Under his plan, Bi-State would receive about $1.1 million from the federal government to bridge the trolley’s current operating deficit and $800,000 to improve the equipment on the line. The funds previously had been awarded to Bi-State for capital projects that were completed under budget, Roach said. In an interview after the meeting, he told a reporter he did not know how much unspent grant money Bi-State had on hand but said it would need the FTA to sign off on any use of those dollars.
Bi-State would work to stabilize the trolley’s budget over that time by using efficiencies of the Metro district to reduce expenses and increase revenues from a sales tax in the transportation development district that funds the trolley.
Roach said the first year would see a deficit of nearly $250,000, which Bi-State would hope to narrow by the end of four years.
Bi-State would also quickly evaluate the trolley’s three vehicles to get them up to Metro’s operating standards and run a minimum of 61 hours per week. One of the three trolley cars has never been put into service, and the other two have experienced periodic breakdowns.
Among tenets of Roach’s plan to boost trolley ridership:
• The trolley would be incorporated into the Metro network, driving ridership through existing pass holders, especially from Washington University employees and students.
• The transportation district set up to fund the trolley would develop a program in which Loop business owners would encourage — or require — employees to hold monthly transit passes and park remotely from the Loop, using the trolley to get to and from work.
• The district would be incorporated into a Metro pass system that includes attractions in Forest Park with an aim toward attracting young employees who work at the zoo in the summer.
• The district would develop a “city pass” for tourists, bundling the trolley with other attractions such as the Arch and the zoo.

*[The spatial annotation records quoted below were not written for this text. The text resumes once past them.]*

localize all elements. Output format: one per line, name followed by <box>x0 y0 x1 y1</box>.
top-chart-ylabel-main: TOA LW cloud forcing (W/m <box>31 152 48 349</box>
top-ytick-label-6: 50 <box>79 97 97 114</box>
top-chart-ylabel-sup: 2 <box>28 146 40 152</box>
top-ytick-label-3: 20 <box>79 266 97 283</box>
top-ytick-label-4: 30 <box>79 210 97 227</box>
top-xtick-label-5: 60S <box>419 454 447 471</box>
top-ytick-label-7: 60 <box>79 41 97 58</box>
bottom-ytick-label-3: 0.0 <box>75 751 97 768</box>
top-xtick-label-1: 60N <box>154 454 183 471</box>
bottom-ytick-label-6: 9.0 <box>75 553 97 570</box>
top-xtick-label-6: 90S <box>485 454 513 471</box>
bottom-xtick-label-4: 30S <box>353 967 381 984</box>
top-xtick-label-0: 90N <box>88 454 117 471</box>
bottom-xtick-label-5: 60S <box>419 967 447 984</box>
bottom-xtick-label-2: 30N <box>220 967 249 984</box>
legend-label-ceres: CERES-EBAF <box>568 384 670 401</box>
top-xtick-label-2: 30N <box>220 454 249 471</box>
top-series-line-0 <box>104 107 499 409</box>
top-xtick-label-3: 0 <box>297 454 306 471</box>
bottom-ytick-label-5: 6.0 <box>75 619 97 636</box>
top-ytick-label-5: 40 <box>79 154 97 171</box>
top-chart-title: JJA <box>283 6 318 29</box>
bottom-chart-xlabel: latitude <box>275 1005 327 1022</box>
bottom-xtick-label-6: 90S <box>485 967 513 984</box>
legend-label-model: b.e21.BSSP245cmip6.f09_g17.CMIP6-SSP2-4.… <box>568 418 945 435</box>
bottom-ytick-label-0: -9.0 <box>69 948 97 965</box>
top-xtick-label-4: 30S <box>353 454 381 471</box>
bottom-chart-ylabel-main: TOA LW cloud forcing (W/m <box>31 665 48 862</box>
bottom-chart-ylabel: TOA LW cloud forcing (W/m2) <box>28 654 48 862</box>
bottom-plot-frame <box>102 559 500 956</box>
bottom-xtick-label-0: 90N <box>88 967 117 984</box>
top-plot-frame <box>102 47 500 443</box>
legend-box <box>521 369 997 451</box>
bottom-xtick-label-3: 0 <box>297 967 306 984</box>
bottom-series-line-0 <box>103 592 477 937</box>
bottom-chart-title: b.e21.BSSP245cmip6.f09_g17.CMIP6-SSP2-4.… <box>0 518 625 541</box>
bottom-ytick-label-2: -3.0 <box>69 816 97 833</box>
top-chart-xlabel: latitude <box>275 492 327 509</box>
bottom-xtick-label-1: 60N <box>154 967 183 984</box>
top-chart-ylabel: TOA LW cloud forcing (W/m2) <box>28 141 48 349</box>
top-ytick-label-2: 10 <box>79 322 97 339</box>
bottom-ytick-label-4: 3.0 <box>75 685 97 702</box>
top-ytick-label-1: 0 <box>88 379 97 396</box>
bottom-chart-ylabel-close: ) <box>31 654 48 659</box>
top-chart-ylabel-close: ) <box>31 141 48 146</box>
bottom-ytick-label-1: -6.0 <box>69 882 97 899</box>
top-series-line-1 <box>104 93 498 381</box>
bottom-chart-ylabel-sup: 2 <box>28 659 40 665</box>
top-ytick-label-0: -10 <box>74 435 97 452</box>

Why didn’t Bi-State run the trolley in the first place?
Former Bi-State CEO John Nations, in an interview last week, said the agency at one point in the advance planning had considered running the trolley but said he and others didn’t pursue it because of the question of what would happen if a subsidy was needed.
“The question became if the business model did not work as anticipated, what would be done about the shortfall?” Nations said.
He said it would be difficult to figure out how to apportion the cost of covering the shortfall, pointing out that Bi-State operates under contracts with St. Louis, St. Louis County, and St. Clair County to deliver specified services.
Mark Schlinkmann of the Post-Dispatch contributed to this report.